Valter Luís (nome próprio, nome próprio) não andava numa fase famosa da vida. Em bom rigor, não seria necessário que o cronista que agora conta a história interpretasse sinais psíquicos e os transformasse em palavras. Era ele próprio, Valter Luís, que o fazia, sentado num sofá confortável do consultório modesto da sua psiquiatra.
- não ando numa fase famosa da vida...
Dizia isto e olhava para a rua, para um parque de estacionamento de um supermercado onde as pessoas se abasteciam de inutilidades em promoções, saindo ajoujadas de sacos brancos e pagamentos diferidos.
- sabe, senhora doutora, esta semana são os verdes: brócolos, couve galega, ervilhas, favas, talvez um lombardo. Já reparou que o espinafre é o terylene dos vegetais? Chega-se-lhes um pouco de fogo e ficam em nada. Já cozinhou espinafres?
Depois, compenetrado que aquela devaneio se pagava a preço de consulta, pelo que o tempo não era de banalidades, repetiu a frase do dia, como se daí decorresse a esperança de uma benção especial, ou de uma luz redentora vinda não se sabe de onde.
- não ando numa fase famosa da vida...
E Valter Luís (nome próprio, nome próprio) queixava-se de estar sozinho no mundo, ainda que rodeado de uma mulher, de amigos, de colegas de profissão ou de canasta aos primeiros sábados do mês.
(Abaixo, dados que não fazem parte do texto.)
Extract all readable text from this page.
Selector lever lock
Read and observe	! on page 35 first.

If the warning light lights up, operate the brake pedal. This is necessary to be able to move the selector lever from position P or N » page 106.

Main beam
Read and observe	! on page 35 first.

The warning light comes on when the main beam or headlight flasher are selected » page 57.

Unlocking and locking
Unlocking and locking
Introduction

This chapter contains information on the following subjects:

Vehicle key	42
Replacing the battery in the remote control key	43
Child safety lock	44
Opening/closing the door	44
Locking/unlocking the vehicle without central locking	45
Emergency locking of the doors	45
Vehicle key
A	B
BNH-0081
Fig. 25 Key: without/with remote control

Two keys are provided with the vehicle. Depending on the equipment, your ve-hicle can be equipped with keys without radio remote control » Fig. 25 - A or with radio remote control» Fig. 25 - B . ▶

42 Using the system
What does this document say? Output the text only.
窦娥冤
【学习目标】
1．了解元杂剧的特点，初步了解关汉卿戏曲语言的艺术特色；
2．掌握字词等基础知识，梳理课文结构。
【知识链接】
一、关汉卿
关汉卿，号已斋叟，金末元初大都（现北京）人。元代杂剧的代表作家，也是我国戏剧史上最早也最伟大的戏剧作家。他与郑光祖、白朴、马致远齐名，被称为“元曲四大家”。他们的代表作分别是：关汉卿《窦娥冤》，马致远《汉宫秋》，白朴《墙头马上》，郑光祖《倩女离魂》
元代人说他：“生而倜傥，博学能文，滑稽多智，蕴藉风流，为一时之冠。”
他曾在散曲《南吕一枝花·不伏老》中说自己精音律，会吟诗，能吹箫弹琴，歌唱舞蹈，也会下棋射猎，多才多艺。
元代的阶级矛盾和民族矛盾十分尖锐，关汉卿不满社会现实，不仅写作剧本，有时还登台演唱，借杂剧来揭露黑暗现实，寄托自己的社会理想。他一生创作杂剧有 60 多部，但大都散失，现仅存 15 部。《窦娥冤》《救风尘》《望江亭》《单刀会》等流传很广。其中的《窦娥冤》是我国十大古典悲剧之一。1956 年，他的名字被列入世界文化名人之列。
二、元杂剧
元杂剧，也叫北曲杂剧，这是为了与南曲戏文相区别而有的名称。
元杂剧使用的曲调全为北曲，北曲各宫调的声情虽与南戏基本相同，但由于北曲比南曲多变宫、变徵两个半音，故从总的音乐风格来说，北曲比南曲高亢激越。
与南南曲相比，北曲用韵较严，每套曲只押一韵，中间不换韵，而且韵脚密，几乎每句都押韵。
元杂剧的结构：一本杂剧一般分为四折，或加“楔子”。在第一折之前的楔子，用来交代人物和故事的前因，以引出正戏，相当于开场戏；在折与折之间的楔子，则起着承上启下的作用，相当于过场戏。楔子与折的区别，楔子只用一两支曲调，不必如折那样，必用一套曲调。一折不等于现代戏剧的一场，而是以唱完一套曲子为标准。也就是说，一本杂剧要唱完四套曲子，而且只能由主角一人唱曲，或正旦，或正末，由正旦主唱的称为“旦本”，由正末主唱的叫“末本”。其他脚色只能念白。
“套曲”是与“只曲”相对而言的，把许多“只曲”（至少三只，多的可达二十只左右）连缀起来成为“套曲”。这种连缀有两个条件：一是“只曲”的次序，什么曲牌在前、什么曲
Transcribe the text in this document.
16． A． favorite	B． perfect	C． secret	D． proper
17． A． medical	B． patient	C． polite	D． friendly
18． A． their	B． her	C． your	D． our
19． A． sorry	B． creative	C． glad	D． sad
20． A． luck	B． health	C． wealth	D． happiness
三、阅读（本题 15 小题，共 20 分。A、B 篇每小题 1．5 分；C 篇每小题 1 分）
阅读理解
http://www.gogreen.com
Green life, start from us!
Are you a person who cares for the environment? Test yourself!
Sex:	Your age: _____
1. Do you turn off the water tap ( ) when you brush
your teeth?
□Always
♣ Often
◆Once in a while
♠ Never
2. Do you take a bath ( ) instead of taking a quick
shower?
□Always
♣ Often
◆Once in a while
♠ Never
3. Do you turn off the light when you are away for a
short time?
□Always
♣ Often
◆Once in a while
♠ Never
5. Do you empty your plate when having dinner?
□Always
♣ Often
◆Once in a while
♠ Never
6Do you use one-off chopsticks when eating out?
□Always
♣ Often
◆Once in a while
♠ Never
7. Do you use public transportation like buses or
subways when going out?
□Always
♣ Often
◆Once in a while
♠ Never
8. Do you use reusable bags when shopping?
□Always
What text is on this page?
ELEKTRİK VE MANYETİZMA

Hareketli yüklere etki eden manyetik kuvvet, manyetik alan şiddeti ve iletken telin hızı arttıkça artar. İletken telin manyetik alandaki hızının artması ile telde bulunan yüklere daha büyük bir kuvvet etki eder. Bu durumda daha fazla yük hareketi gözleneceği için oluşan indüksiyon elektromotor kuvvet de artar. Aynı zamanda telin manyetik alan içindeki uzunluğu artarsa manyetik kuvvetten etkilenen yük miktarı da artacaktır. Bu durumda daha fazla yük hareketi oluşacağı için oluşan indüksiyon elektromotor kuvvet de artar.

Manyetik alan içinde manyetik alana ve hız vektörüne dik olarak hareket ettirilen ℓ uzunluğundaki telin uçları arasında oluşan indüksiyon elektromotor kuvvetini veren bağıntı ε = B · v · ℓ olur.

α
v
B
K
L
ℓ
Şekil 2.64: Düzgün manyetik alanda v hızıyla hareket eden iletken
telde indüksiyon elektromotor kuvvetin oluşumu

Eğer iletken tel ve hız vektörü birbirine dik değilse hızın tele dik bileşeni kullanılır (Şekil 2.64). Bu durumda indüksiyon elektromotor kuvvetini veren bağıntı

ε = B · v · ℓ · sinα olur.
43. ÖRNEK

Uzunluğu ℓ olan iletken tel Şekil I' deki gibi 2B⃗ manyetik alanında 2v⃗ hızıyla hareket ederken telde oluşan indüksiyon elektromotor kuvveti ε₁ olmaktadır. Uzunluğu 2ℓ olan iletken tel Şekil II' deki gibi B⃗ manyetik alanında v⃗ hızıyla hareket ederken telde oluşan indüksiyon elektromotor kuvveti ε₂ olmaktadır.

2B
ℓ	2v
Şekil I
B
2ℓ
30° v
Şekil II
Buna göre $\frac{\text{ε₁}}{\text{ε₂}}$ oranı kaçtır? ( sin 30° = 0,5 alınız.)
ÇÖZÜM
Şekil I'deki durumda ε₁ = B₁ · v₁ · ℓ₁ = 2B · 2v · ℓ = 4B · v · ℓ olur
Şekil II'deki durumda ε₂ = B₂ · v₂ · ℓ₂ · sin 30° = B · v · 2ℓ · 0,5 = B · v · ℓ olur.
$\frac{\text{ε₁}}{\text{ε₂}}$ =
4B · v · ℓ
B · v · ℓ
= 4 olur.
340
Era um palrador que não tinha interlocutor, um gourmet que viva com uma vegetariana niquenta, um adulto fogoso para quem o olhar desinteressado e bocejante da mulher transformava as noites íntimas numa experiência impessoal, um ex-atleta de alta competição rodeado de sedentarismo burguês e fumador.
- não ando numa fase famosa da vida...
E a psiquiatra, ajeitando o vinco de umas calças elegantes, olhando de soslaio para o relógio, para a fotografia da sua bebé deitada muito direita numa alcatifa felpuda e para as promoções da semana, falava-lhe na infância, no direito à felicidade, nas coincidências significativas, nas novas tendências de interpretação dos sonhos e nos químicos recentes que não provocavam náuseas. Mas Valter Luís (nome próprio, nome próprio) ouvia pouco, porque se lamentava da solidão em que viva, sem companhia na cozinha e com uma ausência na cama.
Levantou-se, despediu-se e desejou à médica uma Santa Páscoa, não porque fosse católico, mas porque a frase lhe parecia bonita, redonda, auditiva, correcta, sorridente apesar do peso que via nos crentes e do milagre da ressurreição em que descria, cepticismo esse agravado pela fase pouco famosa em que viva. O milagre é uma prerrogativa dos optimistas, porque a fé é dos optimistas, pensava ele... O milagre é uma espécie de ciência mais evoluída, não acessível ainda ao humano, apenas ao divino. É um acontecimento antes do seu tempo, no fundo.
Chegou a casa, um apartamento modesto com vista para um beco, e foi para a cozinha preparar o almoço pascal, apesar da descrença no túmulo vazio, na felicidade da vida e nas noites tumultuosas de gestos e velas com cheiro a sândalo. Dez minutos mais tarde, S. José Cristina (nome próprio, apelido) surgia-lhe estranhamente cedo, vinda do call center onde trabalhava. Vestia uma lingerie toda roxa, que os tempos impunham a cor, mesmo aos incréus. Apareceu-lhe sem pudor nem bocejo, provocante, com aquela figura longilínea de quem parecia uma libelinha a preparar um flic-flac. Sorriu-lhe provocante e carnívora, nos vários sentidos da palavra:
- queres que tempere o cabrito? Ou compraste borrego?